Si les médecins sont convaincus de l'intérêt de l'exercice en MSP, d'autres professions restent prudentes. Les infirmières libérales, par exemple. «En Picardie, il n'y a pas de désert d'offre de soin en ce qui nous concerne, explique Marie-Odile Guillon, présidente de l'URPS infirmières de Picardie. Toutes les zones sont couvertes!»

Le dispositif MSP, coûteux, serait peu adapté à leur profession. «Depuis longtemps nous fonctionnons en groupe, en assurant, à tour de rôle, des permanences de nuit et de week-end. Quant au secrétariat, nous n'en avons pas besoin: prendre les rendez-vous c'est du travail que nous exécutons nous-même, depuis notre véhicule!» Marie-Odile Guillon est assez réservée sur le dispositif des MSP qui, pourtant, attire quelques-unes de ses collègues.

Les actes infirmiers sont chichement rémunérés. 3,15€ pour une injection, pouvant être majoré d'1,15€ si l'acte est unique. Il en faut beaucoup pour faire fonctionner un cabinet avec un secrétariat et une femme de ménage.

«Les infirmières se posent encore beaucoup de questions, résume la représentante de l'URPS. Si nous sommes rémunérées au sein des MSP, que restera-t-il de l'exercice libéral?» Pour l'infirmière, ces nouveaux modes de rémunération, nécessaires pour que les libéraux puissent mener des actions de santé publique, font peser la menace du salariat sur sa profession.

La liberté des libéraux

«Depuis deux ans, nous avons constaté que les charges des professionnels qui s'installent en MSP sont plus élevées que les charges que dans des cabinets simples, de façon mystérieuse. J'en ai demandé les raisons à l'ARS mais je n'ai pas eu de réponse.»

Chez les kinés aussi, on reste perplexe. Sylvie Desaleux, présidente de l'URPS des masseurs-kinésithérapeutes de Picardie, s'inquiète de ces coûts qui peuvent peser lourd pour ses collègues débutants, dont la clientèle n'est pas encore constituée.

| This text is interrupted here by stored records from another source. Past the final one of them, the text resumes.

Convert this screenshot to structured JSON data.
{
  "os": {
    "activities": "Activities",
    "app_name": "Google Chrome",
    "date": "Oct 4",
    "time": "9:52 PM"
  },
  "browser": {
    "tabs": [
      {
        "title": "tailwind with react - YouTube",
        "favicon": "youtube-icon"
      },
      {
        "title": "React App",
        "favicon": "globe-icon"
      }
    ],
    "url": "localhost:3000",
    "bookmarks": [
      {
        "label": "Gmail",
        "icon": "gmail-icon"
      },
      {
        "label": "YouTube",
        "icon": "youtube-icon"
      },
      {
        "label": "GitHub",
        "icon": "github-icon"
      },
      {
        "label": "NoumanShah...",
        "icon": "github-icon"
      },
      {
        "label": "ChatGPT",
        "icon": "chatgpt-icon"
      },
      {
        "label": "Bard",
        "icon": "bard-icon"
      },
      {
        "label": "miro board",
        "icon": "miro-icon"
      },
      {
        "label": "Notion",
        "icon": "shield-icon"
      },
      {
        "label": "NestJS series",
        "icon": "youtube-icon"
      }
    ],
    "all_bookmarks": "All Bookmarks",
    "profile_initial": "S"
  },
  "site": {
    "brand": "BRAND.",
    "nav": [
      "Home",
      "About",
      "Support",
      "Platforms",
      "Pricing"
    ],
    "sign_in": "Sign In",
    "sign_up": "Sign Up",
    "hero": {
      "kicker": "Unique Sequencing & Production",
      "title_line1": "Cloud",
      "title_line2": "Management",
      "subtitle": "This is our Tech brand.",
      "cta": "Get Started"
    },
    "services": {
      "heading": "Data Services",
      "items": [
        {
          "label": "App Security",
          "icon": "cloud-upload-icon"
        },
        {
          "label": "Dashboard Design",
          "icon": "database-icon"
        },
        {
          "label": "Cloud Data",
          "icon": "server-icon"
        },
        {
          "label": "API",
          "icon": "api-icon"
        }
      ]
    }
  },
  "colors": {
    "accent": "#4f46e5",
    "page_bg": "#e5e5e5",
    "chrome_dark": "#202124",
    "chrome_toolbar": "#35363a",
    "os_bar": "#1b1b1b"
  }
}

Elle partage quelques autres craintes des infirmières. «Le système des MSP fait qu'il y a une certaine interdépendance entre les praticiens et les collectivités qui restent propriétaires des murs. Nous craignons un peu qu'à terme, nous devenions salariés, dépendants de l'État ou des mutuelles.»

Néanmoins, sans voir à si long terme, elle salue l'idée des MSP. «C'est une bonne idée de se regrouper, alors que l'époque du sacerdoce est terminée pour les soignants. Les professionnels de santé veulent aussi du temps libre, et pouvoir partager leur soucis avec des collègues.» Les kinés, pas plus que les médecins, ne veulent encore s'installer seuls en zone rurale.

Dans l'œil du Télescope

La plupart des propos ont été recueillis par téléphone, sauf en ce qui concerne les docteurs Guiheneuf et Borgne que j'ai pu rencontrer.